53. The Flood

Aug 08, 2015

53. The Flood


Rejection for good reasons: To be “rejected” is never easy but it helps when there are good reasons behind the decision. Have you been turned down for reasons you now understand?

Acts of God: The insurance industry uses this term for natural disasters, including fire, flood, earthquakes et al. One such event helped me to consider planning for such disruptions…even those that we are in the midst of making?

Reasonably consistent witness: If one is to be believed as to what we consider to be true, then we need consistency and reason on our side. Do you have an example in your life of such a witness? 

One Comment

  1. Lynn Severance Says: April 13, 2016 2:15 am

    Rejection for good reasons: “Oh, the rejections I have known!” Some I have understood and can relax knowing it was not me, per se, being rejected rather a need in another to act in that manner. Yet Graham’s question seems more in the line of “turned down” when purposely seeking out an idea or vision and it is not understood by others (as in the YWAM experience). Whatever the kind of rejection – some we may understand in time ( can see God’s caring providence in sparing us harm). Other rejections are never understood and simply need to be let go.

    Acts of God: I’ve never been on the scene or in the devastation of any natural disasters. But there are comparable devastations that can come spiritually when a hurricane out of nowhere storms into a life turning it upside down. I say, “spiritually” because the storm takes every ounce of spiritual strength to trust God at depths we have never known. It would seem there is no preparation for these times other than the years of having trusted God in “lesser” upheavals and realize He is trusting us to allow him to work at deeper levels within us. In time, His time, the incarnation of new birth will arise from the devastation.

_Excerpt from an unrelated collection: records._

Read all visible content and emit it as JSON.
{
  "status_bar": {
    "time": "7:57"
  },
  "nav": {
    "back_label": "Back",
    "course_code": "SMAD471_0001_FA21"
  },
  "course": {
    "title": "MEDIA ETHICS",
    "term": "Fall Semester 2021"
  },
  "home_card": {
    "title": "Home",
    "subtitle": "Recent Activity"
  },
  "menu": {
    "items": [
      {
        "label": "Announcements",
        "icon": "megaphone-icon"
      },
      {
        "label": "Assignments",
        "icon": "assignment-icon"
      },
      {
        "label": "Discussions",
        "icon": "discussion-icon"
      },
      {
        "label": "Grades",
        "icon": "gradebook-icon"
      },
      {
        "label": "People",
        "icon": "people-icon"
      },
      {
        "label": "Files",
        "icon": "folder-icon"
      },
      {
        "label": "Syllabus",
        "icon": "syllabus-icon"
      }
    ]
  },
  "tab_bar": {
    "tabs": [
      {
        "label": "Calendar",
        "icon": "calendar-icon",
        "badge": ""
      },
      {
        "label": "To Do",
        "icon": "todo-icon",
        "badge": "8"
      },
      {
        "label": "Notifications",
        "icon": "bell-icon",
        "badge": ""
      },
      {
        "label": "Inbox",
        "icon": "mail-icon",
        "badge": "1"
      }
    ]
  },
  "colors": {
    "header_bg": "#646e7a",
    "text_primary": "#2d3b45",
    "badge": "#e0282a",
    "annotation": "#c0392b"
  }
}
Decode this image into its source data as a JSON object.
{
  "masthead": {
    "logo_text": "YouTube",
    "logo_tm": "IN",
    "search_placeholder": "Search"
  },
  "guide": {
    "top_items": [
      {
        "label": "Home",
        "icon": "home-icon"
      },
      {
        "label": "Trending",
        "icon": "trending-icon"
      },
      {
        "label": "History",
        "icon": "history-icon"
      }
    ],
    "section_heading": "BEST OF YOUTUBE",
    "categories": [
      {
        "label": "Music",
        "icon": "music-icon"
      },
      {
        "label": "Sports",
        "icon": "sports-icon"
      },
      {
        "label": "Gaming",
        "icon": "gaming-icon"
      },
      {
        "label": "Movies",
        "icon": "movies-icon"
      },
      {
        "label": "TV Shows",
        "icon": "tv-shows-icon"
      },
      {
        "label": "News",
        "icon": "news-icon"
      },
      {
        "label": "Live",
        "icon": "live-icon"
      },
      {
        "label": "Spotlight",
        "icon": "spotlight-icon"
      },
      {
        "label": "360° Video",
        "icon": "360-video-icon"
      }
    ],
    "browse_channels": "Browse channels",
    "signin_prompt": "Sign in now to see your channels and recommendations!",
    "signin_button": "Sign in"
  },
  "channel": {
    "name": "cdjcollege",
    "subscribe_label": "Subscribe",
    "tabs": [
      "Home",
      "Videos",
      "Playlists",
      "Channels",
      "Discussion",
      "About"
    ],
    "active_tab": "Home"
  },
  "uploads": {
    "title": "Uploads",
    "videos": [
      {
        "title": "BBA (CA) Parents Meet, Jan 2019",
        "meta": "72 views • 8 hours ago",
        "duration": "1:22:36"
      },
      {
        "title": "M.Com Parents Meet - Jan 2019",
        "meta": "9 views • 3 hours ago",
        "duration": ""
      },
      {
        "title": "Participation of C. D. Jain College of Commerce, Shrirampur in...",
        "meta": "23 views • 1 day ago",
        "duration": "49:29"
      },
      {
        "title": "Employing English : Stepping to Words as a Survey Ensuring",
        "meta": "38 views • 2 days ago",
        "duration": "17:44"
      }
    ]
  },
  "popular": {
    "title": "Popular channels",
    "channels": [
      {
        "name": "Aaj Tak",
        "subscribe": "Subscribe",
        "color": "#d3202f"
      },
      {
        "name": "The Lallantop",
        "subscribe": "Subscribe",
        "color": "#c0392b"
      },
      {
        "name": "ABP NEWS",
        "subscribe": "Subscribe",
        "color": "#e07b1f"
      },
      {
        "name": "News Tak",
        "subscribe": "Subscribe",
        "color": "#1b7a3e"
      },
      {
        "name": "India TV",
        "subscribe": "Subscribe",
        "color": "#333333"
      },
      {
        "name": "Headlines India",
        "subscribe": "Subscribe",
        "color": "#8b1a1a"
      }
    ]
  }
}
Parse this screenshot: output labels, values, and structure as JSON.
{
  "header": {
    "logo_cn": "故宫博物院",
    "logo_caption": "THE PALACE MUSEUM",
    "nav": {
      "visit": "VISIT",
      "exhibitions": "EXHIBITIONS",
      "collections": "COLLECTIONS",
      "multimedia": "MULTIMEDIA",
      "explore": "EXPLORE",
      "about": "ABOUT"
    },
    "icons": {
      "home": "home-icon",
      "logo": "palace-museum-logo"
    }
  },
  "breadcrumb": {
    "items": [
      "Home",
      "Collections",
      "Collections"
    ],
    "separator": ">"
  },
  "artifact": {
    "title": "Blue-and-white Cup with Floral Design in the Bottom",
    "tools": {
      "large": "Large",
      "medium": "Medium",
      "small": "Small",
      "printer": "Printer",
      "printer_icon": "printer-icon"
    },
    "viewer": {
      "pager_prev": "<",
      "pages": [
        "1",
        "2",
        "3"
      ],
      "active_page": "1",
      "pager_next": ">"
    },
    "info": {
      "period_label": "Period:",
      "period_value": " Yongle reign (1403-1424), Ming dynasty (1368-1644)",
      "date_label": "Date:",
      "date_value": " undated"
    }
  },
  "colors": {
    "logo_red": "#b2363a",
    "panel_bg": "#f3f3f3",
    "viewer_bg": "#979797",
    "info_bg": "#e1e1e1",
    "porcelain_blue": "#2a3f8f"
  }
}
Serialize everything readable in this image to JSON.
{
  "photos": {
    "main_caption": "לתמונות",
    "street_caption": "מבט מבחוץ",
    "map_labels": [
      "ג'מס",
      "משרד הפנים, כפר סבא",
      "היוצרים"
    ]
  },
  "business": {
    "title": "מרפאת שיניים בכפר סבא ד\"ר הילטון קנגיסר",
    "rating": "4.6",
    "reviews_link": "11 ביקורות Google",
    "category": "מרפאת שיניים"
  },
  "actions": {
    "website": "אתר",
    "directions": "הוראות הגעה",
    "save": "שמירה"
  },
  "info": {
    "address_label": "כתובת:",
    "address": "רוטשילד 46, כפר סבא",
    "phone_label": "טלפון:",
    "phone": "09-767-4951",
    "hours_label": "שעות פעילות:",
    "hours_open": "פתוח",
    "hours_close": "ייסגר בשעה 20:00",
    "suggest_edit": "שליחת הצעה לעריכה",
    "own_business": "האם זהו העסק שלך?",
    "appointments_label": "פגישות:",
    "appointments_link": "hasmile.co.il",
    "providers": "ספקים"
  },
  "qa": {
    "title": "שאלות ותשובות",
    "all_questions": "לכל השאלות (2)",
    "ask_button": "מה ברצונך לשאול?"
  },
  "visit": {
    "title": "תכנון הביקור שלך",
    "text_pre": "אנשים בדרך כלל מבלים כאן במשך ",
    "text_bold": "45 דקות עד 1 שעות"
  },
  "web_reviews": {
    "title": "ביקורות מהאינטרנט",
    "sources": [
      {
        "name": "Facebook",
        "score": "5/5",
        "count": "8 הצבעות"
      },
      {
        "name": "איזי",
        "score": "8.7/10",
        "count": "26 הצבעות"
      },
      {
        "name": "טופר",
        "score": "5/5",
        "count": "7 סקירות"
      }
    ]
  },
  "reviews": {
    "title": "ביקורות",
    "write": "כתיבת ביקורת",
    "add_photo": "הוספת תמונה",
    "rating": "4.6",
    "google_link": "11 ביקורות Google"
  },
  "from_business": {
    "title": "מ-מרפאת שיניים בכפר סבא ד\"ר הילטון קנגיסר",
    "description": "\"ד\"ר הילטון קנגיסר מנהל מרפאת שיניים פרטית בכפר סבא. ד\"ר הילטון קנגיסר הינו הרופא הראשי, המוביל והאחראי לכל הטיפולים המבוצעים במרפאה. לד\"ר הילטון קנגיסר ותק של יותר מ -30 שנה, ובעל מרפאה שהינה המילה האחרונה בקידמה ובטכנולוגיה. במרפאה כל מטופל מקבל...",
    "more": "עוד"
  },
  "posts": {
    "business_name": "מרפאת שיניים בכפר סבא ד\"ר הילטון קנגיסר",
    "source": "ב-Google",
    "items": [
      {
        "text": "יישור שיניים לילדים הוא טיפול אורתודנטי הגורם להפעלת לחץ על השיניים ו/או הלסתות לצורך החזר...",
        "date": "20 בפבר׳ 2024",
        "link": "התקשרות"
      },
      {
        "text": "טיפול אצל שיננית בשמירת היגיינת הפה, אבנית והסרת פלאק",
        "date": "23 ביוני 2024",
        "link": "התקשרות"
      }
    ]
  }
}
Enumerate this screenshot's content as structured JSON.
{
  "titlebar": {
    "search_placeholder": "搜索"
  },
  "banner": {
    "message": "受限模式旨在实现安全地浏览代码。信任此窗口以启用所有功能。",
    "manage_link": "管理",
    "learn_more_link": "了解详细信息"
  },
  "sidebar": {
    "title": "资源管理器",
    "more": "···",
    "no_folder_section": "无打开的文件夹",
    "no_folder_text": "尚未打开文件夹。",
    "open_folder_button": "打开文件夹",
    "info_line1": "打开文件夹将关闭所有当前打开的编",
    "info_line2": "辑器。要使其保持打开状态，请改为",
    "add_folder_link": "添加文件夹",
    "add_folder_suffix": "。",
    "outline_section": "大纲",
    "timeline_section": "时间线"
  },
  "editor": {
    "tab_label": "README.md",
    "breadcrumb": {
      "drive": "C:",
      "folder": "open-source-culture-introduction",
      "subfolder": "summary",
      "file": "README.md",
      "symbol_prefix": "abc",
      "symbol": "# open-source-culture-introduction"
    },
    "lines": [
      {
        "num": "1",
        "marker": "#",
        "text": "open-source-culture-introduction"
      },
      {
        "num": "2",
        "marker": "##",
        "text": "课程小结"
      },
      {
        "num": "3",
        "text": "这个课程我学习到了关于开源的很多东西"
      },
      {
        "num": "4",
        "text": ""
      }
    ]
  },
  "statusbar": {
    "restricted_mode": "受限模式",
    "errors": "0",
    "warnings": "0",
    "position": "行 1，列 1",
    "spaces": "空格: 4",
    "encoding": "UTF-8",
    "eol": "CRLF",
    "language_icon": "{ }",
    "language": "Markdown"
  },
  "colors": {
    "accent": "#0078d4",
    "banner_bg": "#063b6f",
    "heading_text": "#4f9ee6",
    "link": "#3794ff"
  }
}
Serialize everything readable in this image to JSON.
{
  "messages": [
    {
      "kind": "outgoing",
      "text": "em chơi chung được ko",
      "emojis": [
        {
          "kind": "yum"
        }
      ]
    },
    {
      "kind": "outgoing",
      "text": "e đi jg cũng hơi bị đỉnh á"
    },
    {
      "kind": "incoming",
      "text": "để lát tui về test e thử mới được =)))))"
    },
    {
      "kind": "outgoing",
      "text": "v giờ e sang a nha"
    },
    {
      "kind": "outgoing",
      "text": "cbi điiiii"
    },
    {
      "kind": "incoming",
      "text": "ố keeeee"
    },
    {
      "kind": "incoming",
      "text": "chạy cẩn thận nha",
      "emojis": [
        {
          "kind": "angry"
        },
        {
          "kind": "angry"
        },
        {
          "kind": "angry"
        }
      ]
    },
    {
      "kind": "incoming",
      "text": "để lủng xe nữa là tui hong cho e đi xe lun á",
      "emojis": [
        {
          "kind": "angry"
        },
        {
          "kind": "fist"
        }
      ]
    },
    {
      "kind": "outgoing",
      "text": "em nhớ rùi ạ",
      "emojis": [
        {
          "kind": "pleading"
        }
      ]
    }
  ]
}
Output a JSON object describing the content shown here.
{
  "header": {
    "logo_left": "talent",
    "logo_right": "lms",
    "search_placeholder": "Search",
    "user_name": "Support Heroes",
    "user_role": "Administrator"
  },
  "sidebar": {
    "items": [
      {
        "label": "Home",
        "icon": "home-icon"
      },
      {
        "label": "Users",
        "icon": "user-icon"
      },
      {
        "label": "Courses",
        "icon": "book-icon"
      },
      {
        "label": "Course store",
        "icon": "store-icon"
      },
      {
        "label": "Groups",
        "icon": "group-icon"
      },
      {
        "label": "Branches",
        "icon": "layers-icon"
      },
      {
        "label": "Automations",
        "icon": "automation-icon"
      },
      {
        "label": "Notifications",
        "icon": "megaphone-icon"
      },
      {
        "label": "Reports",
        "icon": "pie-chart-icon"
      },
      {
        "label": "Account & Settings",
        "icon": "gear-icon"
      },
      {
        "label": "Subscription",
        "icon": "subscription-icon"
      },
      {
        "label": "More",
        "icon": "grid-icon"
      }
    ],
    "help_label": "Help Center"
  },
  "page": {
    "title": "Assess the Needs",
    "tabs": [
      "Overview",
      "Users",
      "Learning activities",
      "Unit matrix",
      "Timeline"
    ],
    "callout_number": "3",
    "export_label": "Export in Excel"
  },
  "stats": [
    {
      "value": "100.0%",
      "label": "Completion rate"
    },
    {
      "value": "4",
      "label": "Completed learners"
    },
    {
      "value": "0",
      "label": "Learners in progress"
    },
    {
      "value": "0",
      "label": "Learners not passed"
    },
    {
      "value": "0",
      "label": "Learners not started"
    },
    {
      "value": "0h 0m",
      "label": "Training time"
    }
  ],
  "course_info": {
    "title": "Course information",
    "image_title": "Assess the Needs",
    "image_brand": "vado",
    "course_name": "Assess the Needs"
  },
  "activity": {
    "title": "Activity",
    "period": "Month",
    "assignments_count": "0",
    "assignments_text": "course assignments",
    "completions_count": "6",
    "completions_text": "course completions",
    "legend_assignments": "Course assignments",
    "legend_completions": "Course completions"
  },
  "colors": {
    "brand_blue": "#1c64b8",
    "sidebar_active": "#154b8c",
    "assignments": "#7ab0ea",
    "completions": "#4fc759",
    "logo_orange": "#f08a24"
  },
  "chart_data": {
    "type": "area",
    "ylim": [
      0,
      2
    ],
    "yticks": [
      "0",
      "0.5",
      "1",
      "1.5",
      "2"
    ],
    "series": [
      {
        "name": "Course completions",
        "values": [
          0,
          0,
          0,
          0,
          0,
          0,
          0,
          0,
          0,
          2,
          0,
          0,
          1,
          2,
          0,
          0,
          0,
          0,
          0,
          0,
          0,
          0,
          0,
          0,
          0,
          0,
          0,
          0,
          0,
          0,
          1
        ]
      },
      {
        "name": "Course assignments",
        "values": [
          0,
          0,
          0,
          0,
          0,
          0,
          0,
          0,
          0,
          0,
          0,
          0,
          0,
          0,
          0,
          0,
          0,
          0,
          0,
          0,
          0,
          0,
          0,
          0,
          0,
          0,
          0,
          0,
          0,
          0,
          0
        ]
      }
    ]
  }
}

    Reasonably consistent witness: When it comes to being a consistent witness with the truth I believe, as a Christian, there will be others who see “no reason” for my belief. Yet I know the reason and it is with that reason that consistency is attempted to be lived out.I am grasping for an example that can be expressed succinctly (not that anyone else is taking up space in this “stream” right now! 🙂

    I had a phone call a week or so ago from a man with whom I worked nearly 50 years ago – an avowed agnostic who from our first meeting has (with respect) questioned me often about my faith in Christ. We have been good friends all these years though my moving back to the Pacific NW has us living at opposites sides of the USA. We’ve spent various times together through out the years in this friendship status with his “puzzlement” as to why he is so “drawn” to me with all our differences. Such is goes for one committed to living her consistency with God and another deeply seeking for what he has yet to find. What strange paradoxes. His intellectual reasoning and need for logical proof is his consistency. Yet he counts me his closest friend.